Gerv Status 2009-09-18

Status for week ending 2009-09-18. Highlights:

  • Bugzilla HTTP API work going well – can get buglists, bugs and history, get and add comments, and there is initial support for modifying bugs. Can also get lists of and individual users. JSON or XML.
  • Discussed adapting the proposed “ensure HTTPS” HTTP header to allow it to specify that there should be no change to the CA which issues the certificate; the aim is to partition the trusted CA space for added security.

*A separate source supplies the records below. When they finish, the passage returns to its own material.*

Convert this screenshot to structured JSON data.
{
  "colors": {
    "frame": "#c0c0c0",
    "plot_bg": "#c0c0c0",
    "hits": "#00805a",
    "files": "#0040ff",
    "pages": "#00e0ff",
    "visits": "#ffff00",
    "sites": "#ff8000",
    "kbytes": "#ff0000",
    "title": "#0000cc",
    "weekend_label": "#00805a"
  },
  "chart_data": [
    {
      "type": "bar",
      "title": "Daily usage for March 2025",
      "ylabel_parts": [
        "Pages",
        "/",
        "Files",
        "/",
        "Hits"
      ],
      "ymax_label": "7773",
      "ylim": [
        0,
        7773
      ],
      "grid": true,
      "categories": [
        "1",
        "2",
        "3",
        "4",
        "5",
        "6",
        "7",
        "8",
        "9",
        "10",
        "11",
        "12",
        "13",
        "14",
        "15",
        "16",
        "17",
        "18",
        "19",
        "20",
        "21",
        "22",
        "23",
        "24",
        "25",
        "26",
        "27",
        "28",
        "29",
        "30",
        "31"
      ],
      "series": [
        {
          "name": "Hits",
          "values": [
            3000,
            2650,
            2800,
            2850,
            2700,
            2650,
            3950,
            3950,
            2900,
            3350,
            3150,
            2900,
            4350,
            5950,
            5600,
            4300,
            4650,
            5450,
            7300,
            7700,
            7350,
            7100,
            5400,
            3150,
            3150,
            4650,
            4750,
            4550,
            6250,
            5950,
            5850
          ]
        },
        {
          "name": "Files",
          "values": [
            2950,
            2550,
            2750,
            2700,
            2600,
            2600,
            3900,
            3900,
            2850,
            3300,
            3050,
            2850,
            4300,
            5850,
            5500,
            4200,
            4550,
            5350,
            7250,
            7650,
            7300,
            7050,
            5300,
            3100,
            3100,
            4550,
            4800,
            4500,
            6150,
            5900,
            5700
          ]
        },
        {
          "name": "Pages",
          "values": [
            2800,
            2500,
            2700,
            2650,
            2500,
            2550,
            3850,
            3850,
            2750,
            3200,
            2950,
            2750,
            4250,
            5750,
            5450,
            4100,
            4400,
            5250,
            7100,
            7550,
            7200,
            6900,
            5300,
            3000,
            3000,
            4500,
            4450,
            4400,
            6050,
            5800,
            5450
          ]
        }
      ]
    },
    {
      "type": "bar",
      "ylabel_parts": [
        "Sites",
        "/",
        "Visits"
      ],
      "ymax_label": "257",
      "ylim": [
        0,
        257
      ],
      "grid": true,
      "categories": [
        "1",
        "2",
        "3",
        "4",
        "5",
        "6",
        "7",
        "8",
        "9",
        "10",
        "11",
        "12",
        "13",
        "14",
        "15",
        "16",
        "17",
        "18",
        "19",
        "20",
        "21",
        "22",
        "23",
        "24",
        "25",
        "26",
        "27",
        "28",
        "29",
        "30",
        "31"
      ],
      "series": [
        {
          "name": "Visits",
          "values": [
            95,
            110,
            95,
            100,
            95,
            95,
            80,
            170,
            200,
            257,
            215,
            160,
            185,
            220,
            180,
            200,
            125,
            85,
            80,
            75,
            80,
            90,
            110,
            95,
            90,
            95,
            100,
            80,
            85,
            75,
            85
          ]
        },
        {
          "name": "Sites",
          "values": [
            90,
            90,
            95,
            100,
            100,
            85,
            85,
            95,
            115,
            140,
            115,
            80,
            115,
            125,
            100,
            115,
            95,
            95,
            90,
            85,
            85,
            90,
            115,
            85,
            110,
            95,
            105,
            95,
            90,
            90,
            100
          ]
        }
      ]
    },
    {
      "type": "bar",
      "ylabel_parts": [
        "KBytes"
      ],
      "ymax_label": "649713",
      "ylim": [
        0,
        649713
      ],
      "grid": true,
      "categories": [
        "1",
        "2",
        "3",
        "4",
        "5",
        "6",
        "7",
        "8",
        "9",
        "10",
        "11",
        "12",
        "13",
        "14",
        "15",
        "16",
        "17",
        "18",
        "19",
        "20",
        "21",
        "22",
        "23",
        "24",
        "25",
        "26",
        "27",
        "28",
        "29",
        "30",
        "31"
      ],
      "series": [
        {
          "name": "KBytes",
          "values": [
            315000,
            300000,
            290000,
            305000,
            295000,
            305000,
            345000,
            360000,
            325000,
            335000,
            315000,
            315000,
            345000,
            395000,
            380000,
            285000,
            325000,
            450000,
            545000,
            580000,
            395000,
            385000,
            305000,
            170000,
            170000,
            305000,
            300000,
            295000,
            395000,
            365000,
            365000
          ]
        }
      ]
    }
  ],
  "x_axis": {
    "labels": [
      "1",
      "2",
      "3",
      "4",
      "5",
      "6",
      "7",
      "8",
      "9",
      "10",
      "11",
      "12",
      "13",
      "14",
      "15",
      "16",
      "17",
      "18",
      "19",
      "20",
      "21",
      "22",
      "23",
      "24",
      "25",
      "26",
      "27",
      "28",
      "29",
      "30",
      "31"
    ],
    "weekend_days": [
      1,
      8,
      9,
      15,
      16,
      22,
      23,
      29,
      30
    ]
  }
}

2 thoughts on “Gerv Status 2009-09-18

  1. OK, assuming the “ensure HTTPS” HTTP header is the same as Strict Transport Security (STS), then I’ve managed to find some information here:

    http://lists.w3.org/Archives/Public/public-webapps/2009JulSep/1148.html

    To aid people as terminologically-confused as me, I’ll mention that STS is based on Jackson and Barth’s ForceHTTPS specification (ForceHTTPS is also the name of Firefox extension that implements a prototype of the specification). Another (older?) derivative of the ForceHTTPS specification is ForceTLS by Mozilla’s Sid Stamm (it’s implemented in a Firefox extension called Force-TLS; future versions of the Force-TLS extension will implement STS).